Turns plain into brilliant with different laying styles.
- Laying styles are referring to the pattern of lining tiles up next to each other on your wall or floor.
- Various patterns exist (refer Bunnings reference), including:
- Straight (or stack bond) – which is the most common, just normal tiles in line.
- Diagonal – Simply tiles in straight formation, on a 45-degree angle.
- Herringbone – One tile vertical, next tile horizontal (usually done on 45-degree angle).
- Basket Weave – Double vertical, double horizontal.
- Windmill – Make squares with cut tile as centrepiece.
- Pin Wheel (hopscotch) – 45-degree angle, offset with cut tile in between.

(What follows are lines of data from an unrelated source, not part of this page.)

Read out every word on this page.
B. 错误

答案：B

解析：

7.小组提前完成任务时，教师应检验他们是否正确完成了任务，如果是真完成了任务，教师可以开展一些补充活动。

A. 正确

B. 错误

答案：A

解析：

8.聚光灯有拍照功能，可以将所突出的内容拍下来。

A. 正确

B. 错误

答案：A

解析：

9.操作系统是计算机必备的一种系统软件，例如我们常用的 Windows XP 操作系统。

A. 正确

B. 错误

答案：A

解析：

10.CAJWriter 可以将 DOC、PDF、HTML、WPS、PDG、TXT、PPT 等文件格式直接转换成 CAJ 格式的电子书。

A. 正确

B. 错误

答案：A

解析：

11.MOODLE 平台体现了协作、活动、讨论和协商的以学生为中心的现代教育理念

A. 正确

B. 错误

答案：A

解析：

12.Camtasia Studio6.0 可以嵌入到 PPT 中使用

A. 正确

- Stretcher Bond (Brick/Subway) – One layer offset slightly from layer below.
- See others in reference.
- Below is a visual representation of the most common patterns:
- Introducing specialist patterns into an area is a way to turn areas into a miniature feature without introducing bold or clashing colours.
- Doesn’t necessarily have to become a feature. If using plain white gloss with a more simple pattern, such as horizontal brick, the style becomes enough to make an area more lively, without standing out too much.

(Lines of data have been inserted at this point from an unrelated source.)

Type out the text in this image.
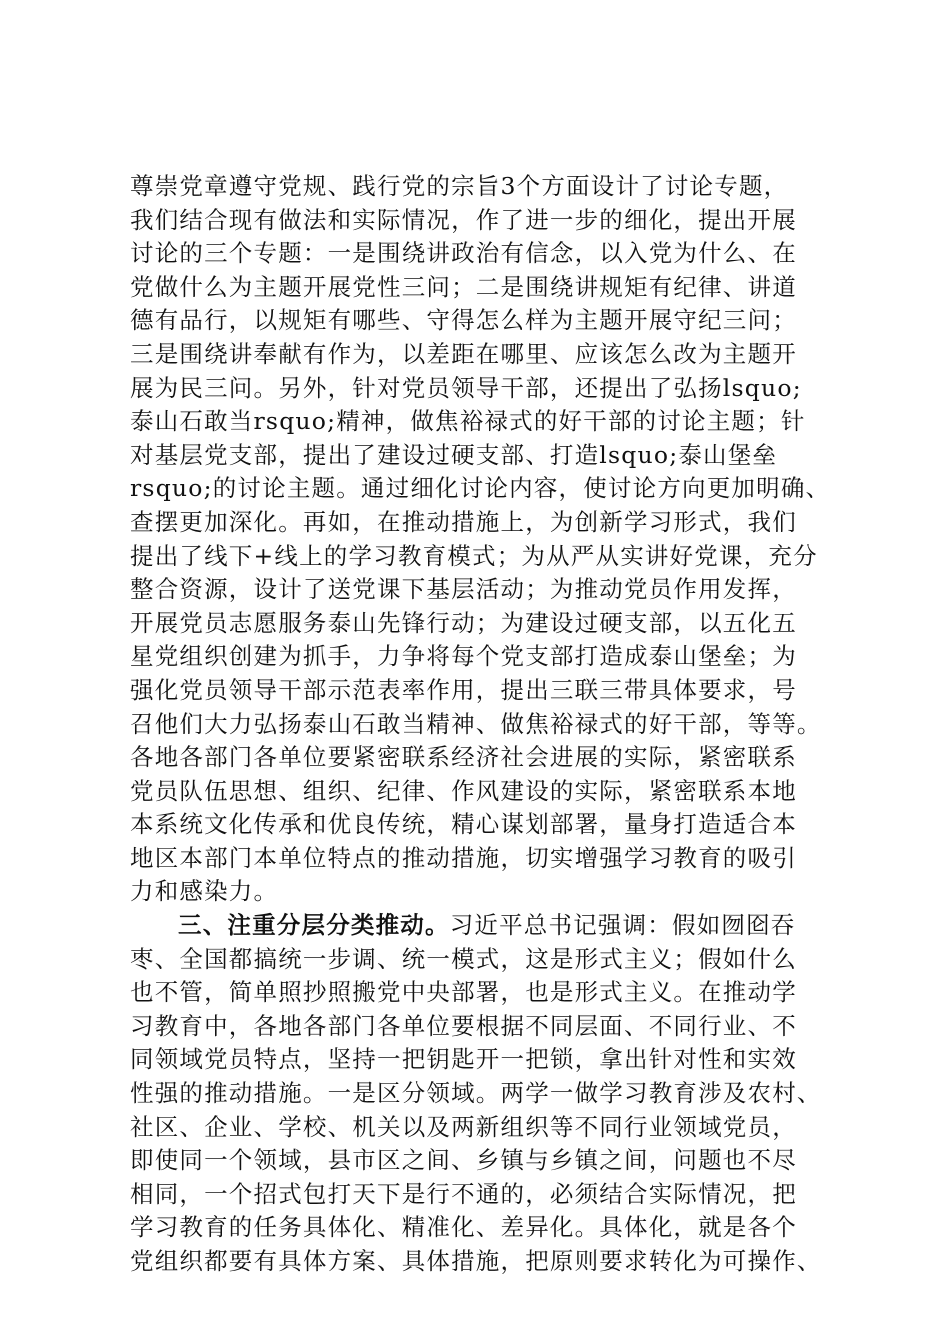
尊崇党章遵守党规、践行党的宗旨3个方面设计了讨论专题，
我们结合现有做法和实际情况，作了进一步的细化，提出开展
讨论的三个专题：一是围绕讲政治有信念，以入党为什么、在
党做什么为主题开展党性三问；二是围绕讲规矩有纪律、讲道
德有品行，以规矩有哪些、守得怎么样为主题开展守纪三问；
三是围绕讲奉献有作为，以差距在哪里、应该怎么改为主题开
展为民三问。另外，针对党员领导干部，还提出了弘扬lsquo;
泰山石敢当rsquo;精神，做焦裕禄式的好干部的讨论主题；针
对基层党支部，提出了建设过硬支部、打造lsquo;泰山堡垒
rsquo;的讨论主题。通过细化讨论内容，使讨论方向更加明确、
查摆更加深化。再如，在推动措施上，为创新学习形式，我们
提出了线下+线上的学习教育模式；为从严从实讲好党课，充分
整合资源，设计了送党课下基层活动；为推动党员作用发挥，
开展党员志愿服务泰山先锋行动；为建设过硬支部，以五化五
星党组织创建为抓手，力争将每个党支部打造成泰山堡垒；为
强化党员领导干部示范表率作用，提出三联三带具体要求，号
召他们大力弘扬泰山石敢当精神、做焦裕禄式的好干部，等等。
各地各部门各单位要紧密联系经济社会进展的实际，紧密联系
党员队伍思想、组织、纪律、作风建设的实际，紧密联系本地
本系统文化传承和优良传统，精心谋划部署，量身打造适合本
地区本部门本单位特点的推动措施，切实增强学习教育的吸引
力和感染力。
三、注重分层分类推动。习近平总书记强调：假如囫囵吞
枣、全国都搞统一步调、统一模式，这是形式主义；假如什么
也不管，简单照抄照搬党中央部署，也是形式主义。在推动学
习教育中，各地各部门各单位要根据不同层面、不同行业、不
同领域党员特点，坚持一把钥匙开一把锁，拿出针对性和实效
性强的推动措施。一是区分领域。两学一做学习教育涉及农村、
社区、企业、学校、机关以及两新组织等不同行业领域党员，
即使同一个领域，县市区之间、乡镇与乡镇之间，问题也不尽
相同，一个招式包打天下是行不通的，必须结合实际情况，把
学习教育的任务具体化、精准化、差异化。具体化，就是各个
党组织都要有具体方案、具体措施，把原则要求转化为可操作、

- Using a pattern can open areas up, making smaller spaces appear visually bigger. It does this by masking the straight up and down/sideways lines and makes boundaries less distinguishable. This effectively helps to disguise the end points.

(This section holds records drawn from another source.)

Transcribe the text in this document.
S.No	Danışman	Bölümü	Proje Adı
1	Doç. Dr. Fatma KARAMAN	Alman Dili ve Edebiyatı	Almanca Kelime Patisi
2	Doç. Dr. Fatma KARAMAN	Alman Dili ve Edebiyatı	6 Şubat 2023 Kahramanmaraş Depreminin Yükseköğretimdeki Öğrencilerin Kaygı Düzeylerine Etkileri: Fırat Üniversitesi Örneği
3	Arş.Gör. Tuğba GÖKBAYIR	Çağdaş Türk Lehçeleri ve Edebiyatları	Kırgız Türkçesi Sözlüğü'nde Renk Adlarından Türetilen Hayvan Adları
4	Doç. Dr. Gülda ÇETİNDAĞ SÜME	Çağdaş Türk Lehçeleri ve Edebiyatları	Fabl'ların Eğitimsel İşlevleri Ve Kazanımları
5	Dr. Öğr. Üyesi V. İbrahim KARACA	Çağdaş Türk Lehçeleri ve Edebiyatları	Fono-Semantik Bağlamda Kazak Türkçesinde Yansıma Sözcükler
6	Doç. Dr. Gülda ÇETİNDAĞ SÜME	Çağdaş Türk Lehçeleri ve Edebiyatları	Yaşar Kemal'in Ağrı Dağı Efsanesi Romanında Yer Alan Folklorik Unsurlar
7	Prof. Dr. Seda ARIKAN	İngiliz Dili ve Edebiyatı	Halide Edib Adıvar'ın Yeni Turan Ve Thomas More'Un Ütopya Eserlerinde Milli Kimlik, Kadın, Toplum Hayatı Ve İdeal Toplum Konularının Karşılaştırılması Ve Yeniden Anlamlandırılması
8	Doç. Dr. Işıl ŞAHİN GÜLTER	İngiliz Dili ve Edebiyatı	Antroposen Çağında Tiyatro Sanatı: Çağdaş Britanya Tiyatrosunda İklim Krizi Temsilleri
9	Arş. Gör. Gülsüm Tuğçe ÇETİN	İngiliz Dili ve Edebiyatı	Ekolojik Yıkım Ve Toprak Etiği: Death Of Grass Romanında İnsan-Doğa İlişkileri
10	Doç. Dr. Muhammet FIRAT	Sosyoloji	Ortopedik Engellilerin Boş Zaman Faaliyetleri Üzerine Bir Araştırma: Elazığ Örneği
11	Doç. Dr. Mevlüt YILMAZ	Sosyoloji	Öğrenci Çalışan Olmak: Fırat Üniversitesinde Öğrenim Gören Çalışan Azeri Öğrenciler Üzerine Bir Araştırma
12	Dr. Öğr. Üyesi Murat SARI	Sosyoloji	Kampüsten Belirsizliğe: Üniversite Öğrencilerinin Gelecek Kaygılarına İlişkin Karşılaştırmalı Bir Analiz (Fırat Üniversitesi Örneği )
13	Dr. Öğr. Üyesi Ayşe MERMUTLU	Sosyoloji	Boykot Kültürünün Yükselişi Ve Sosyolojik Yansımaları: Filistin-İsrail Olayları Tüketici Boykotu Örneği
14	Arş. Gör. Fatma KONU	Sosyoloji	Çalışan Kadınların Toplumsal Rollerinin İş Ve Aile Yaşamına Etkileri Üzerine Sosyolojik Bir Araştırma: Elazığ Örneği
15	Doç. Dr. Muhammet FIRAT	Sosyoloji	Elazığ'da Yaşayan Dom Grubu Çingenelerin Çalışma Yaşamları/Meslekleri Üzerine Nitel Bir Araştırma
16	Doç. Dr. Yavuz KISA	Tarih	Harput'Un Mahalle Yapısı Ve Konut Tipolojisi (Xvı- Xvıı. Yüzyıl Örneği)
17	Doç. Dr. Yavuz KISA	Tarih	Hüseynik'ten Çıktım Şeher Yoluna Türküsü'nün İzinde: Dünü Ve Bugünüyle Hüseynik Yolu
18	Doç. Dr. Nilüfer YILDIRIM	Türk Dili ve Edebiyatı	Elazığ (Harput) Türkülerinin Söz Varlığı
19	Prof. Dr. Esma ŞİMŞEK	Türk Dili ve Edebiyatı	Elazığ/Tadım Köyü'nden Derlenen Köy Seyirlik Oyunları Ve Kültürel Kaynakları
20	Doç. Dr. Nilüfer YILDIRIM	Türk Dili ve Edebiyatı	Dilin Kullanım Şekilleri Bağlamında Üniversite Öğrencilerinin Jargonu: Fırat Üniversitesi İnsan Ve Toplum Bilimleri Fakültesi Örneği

- Certain patterns will suit certain applications:
- Straight pattern is most common for floor tiles.
- Horizontal block pattern is the most common application for wall tiles. Tried and true, safe option.
- Horizontal brick pattern is most suited to classical architecture.
- Points to consider:
Not all laying styles will suit all tiles. Some patterns, such as herringbone, may not be viable with certain size and shape tiles. Always lay down loose tiles in the pattern you desire and visually inspect the design before laying.